Tuškanac Cinema / Monday, 15 May / 7 pm

Walk Up /

South Korea, 2022, 97'
Director: Hong Sang-soo · Screenplay: Hong Sang-soo · Photography: Hong Sang-soo · Editing: Hong Sang-soo · Production: Hong Sang-soo - Jeonwonsa Film Co. · Roles: Kwon Haehyo, Lee Hyeyoung, Song Sunmi

The Korean cineaste Hong Sang-soo has delivered another seemingly simple, but in truth complex puzzle of human relationships (between a father and daughter, film director and several important women in his life) which, alongside a lot of wine and soju, plays out during different life stages in a house in Seoul. The Korean Rohmer spells out a new chapter in his visual diary, returning to familiar characters and spaces, but in a new, multi-storey perspective. A seemingly plain and banal place becomes a charming locus in fabula where life opens up, made up exclusively from accidental encounters and tipsy chatter. The cinematic ascent starts at the entrance of a renovated three-storey building. A famous middle-aged director Byung-soo and his daughter, whom he hasn’t seen in years, visit the elegant lady Kim, his long-time friend and the building’s owner. Lady Kim is a designer and Byung-soo wants her to meet his daughter, who wants to study interior design. The three of them explore the house floor by floor, clumsily bumping into the lives of other tenants. Four stories on three storeys, or in fact four, because in the ground floor has to be counted in too, in which we find out a lot about things we usually consider trite – desires and small wishes, petty complaints and grudges, even towards the film itself – and absorb their everyday magic which easily slips by us. (DP)

 

Awards and festivals: 

Toronto IFF (2022) – world premiere; San Sebastián International Film Festival (2022); Viennale (2022)
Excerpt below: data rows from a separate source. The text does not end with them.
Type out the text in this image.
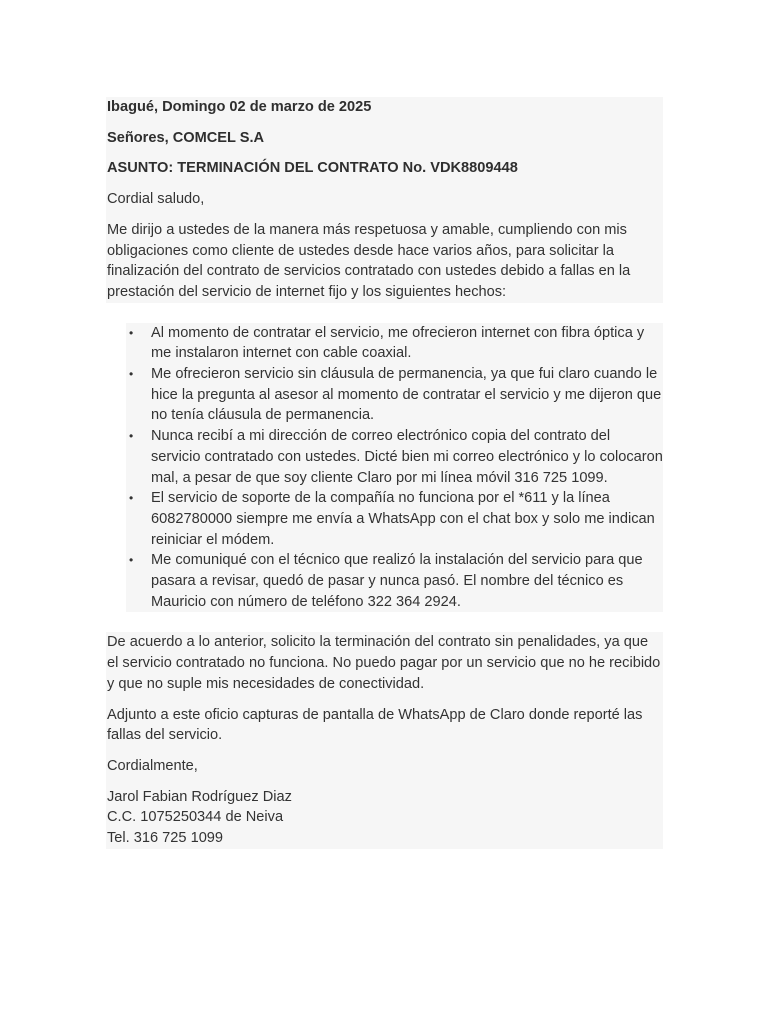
Ibagué, Domingo 02 de marzo de 2025

Señores, COMCEL S.A

ASUNTO: TERMINACIÓN DEL CONTRATO No. VDK8809448

Cordial saludo,

Me dirijo a ustedes de la manera más respetuosa y amable, cumpliendo con mis obligaciones como cliente de ustedes desde hace varios años, para solicitar la finalización del contrato de servicios contratado con ustedes debido a fallas en la prestación del servicio de internet fijo y los siguientes hechos:

•	Al momento de contratar el servicio, me ofrecieron internet con fibra óptica y me instalaron internet con cable coaxial.
•	Me ofrecieron servicio sin cláusula de permanencia, ya que fui claro cuando le hice la pregunta al asesor al momento de contratar el servicio y me dijeron que no tenía cláusula de permanencia.
•	Nunca recibí a mi dirección de correo electrónico copia del contrato del servicio contratado con ustedes. Dicté bien mi correo electrónico y lo colocaron mal, a pesar de que soy cliente Claro por mi línea móvil 316 725 1099.
•	El servicio de soporte de la compañía no funciona por el *611 y la línea 6082780000 siempre me envía a WhatsApp con el chat box y solo me indican reiniciar el módem.
•	Me comuniqué con el técnico que realizó la instalación del servicio para que pasara a revisar, quedó de pasar y nunca pasó. El nombre del técnico es Mauricio con número de teléfono 322 364 2924.

De acuerdo a lo anterior, solicito la terminación del contrato sin penalidades, ya que el servicio contratado no funciona. No puedo pagar por un servicio que no he recibido y que no suple mis necesidades de conectividad.

Adjunto a este oficio capturas de pantalla de WhatsApp de Claro donde reporté las fallas del servicio.

Cordialmente,

Jarol Fabian Rodríguez Diaz

C.C. 1075250344 de Neiva

Tel. 316 725 1099
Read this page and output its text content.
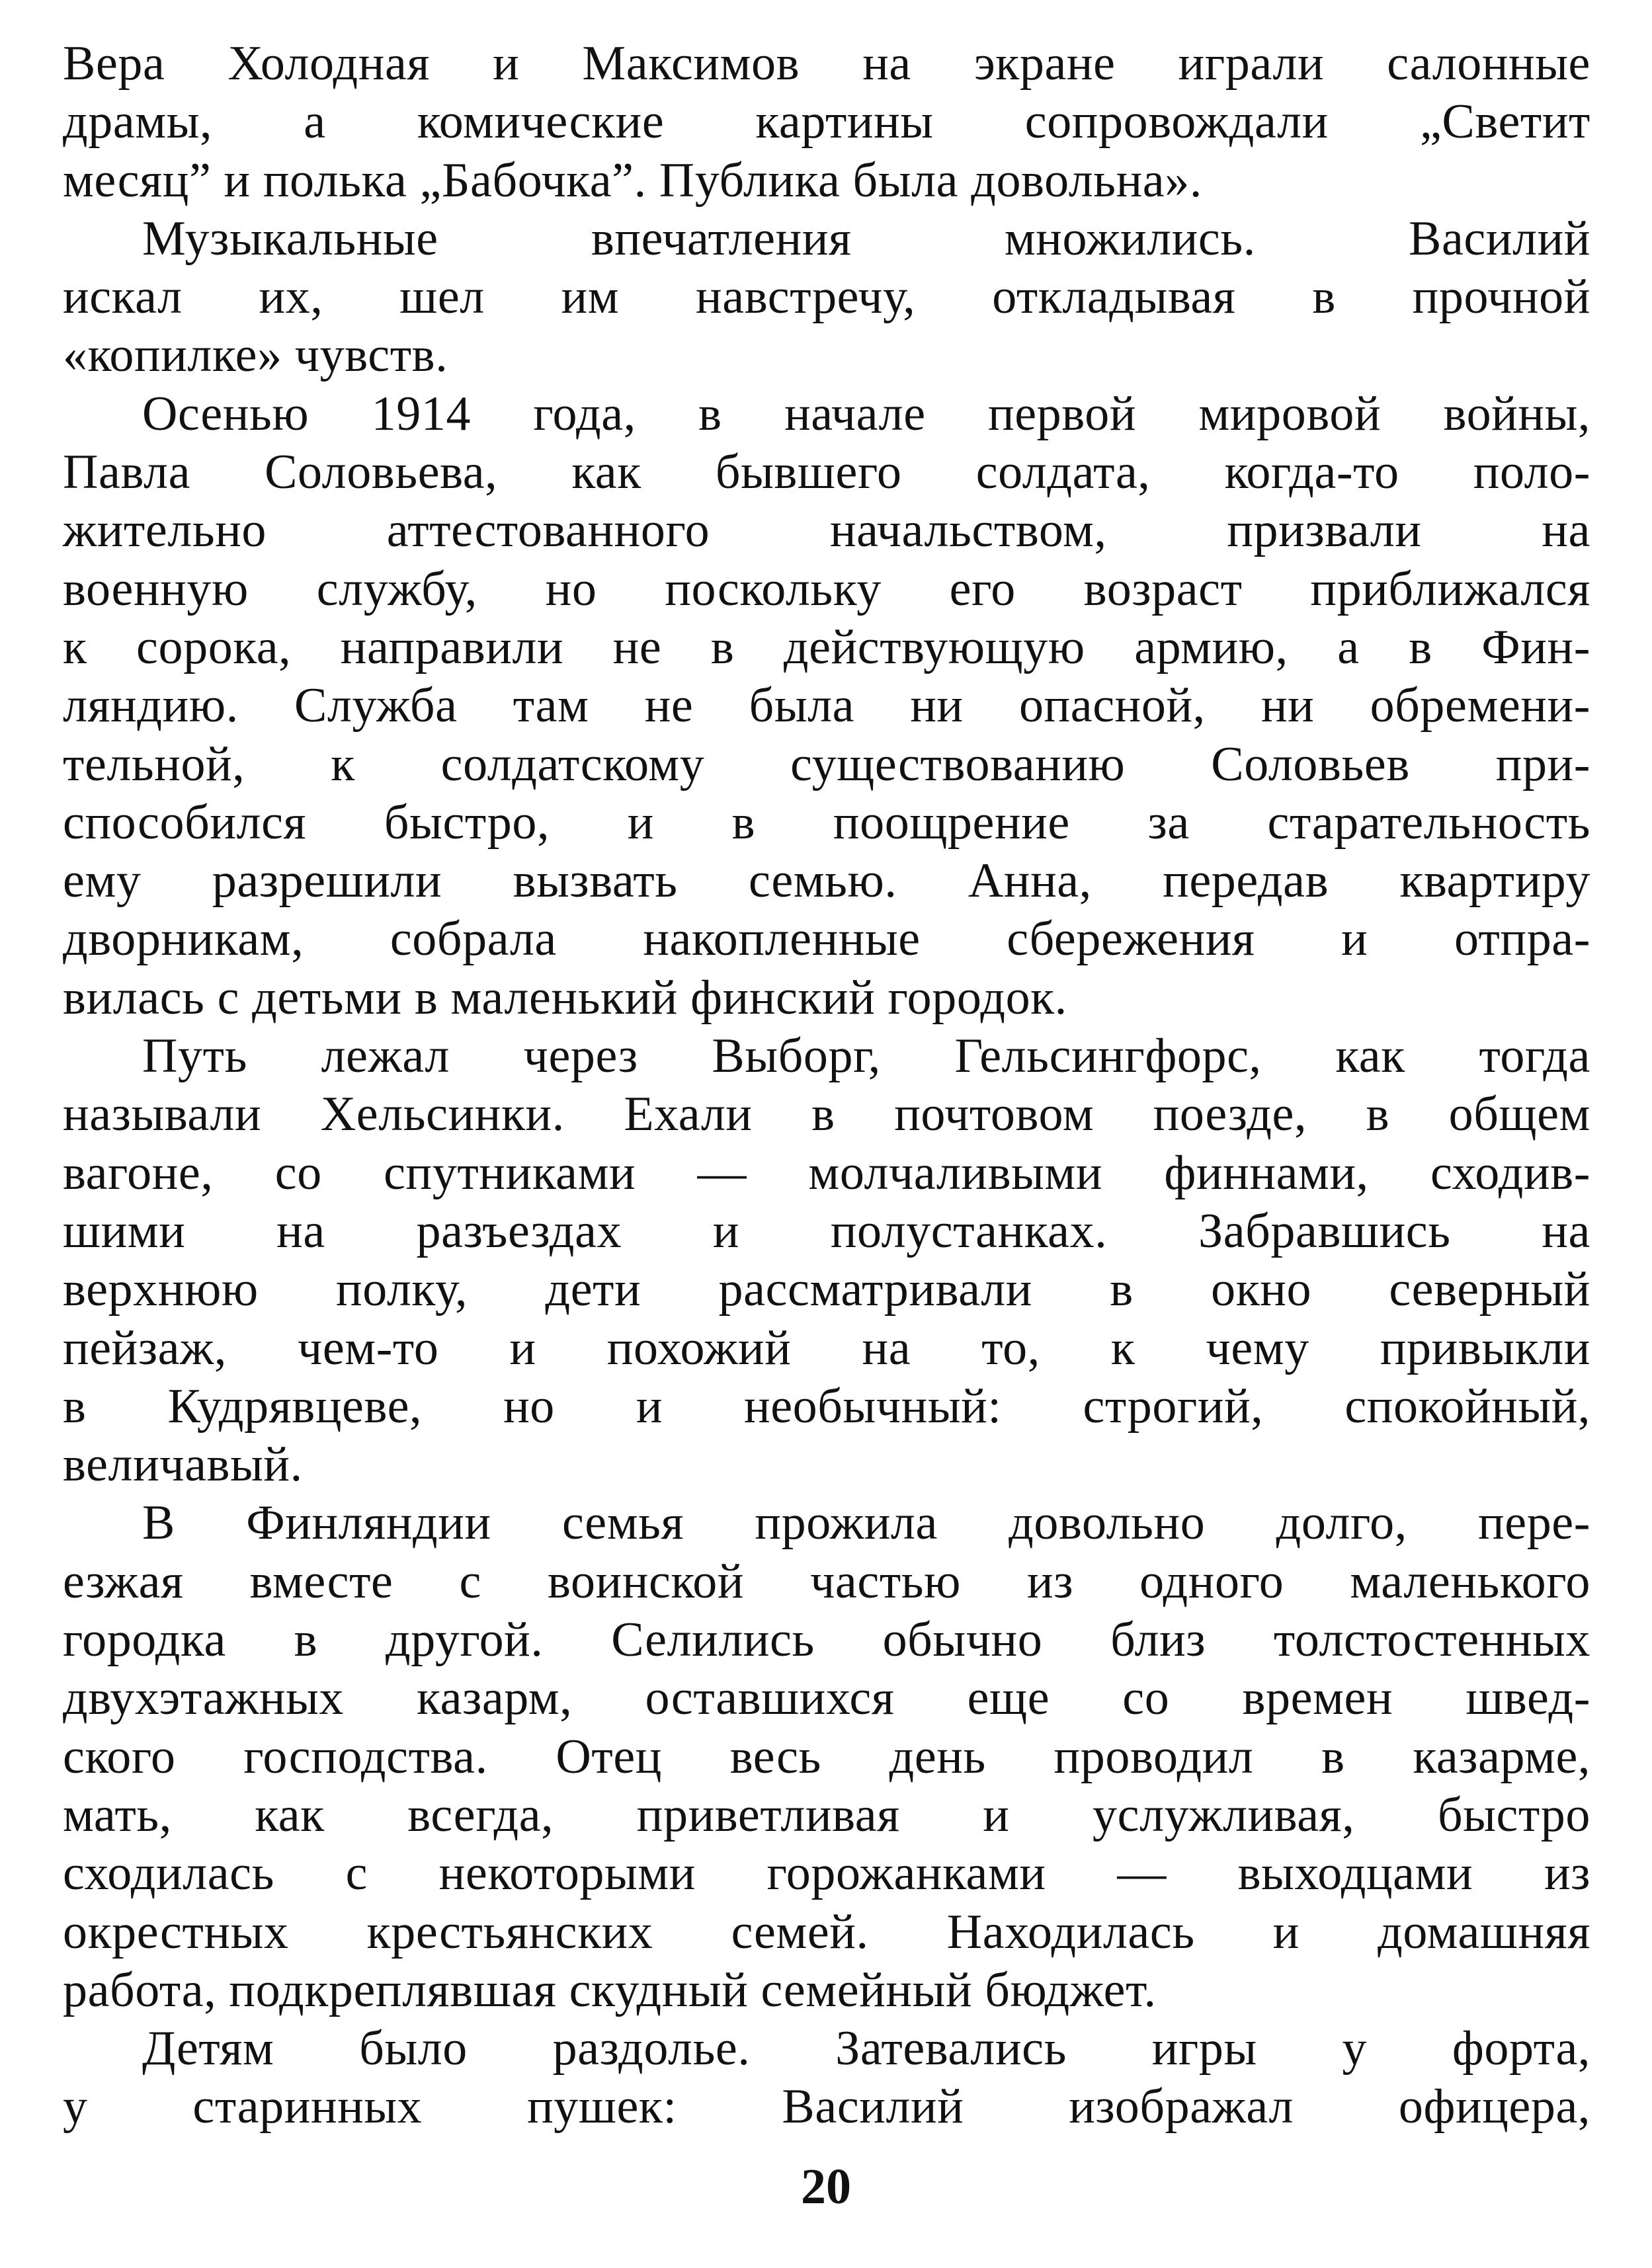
Вера Холодная и Максимов на экране играли салонные
драмы, а комические картины сопровождали „Светит
месяц” и полька „Бабочка”. Публика была довольна».
Музыкальные впечатления множились. Василий
искал их, шел им навстречу, откладывая в прочной
«копилке» чувств.
Осенью 1914 года, в начале первой мировой войны,
Павла Соловьева, как бывшего солдата, когда-то поло-
жительно аттестованного начальством, призвали на
военную службу, но поскольку его возраст приближался
к сорока, направили не в действующую армию, а в Фин-
ляндию. Служба там не была ни опасной, ни обремени-
тельной, к солдатскому существованию Соловьев при-
способился быстро, и в поощрение за старательность
ему разрешили вызвать семью. Анна, передав квартиру
дворникам, собрала накопленные сбережения и отпра-
вилась с детьми в маленький финский городок.
Путь лежал через Выборг, Гельсингфорс, как тогда
называли Хельсинки. Ехали в почтовом поезде, в общем
вагоне, со спутниками — молчаливыми финнами, сходив-
шими на разъездах и полустанках. Забравшись на
верхнюю полку, дети рассматривали в окно северный
пейзаж, чем-то и похожий на то, к чему привыкли
в Кудрявцеве, но и необычный: строгий, спокойный,
величавый.
В Финляндии семья прожила довольно долго, пере-
езжая вместе с воинской частью из одного маленького
городка в другой. Селились обычно близ толстостенных
двухэтажных казарм, оставшихся еще со времен швед-
ского господства. Отец весь день проводил в казарме,
мать, как всегда, приветливая и услужливая, быстро
сходилась с некоторыми горожанками — выходцами из
окрестных крестьянских семей. Находилась и домашняя
работа, подкреплявшая скудный семейный бюджет.
Детям было раздолье. Затевались игры у форта,
у старинных пушек: Василий изображал офицера,
20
Hong Sang-soo was born in 1960 in Seoul. He attended Chung-Ang University in Seoul and California College of Arts and Crafts, as well as the Art Institute of Chicago. His film The Woman Who Ran won the award for best director at the 70th Berlinale, and was screened in our feature competition at the 13th Subversive Festival. His beloved Kim Min-hee has been awarded as best actress for On the Beach at Night Alone, one of his recent works. At the 72th Berlinale, his 27th work, The Novelist’s Film, won him his third Silver Bear. The film was also screened at the 15th Subversive Film Festival. He teaches film directing at the Konkuk University in Seoul.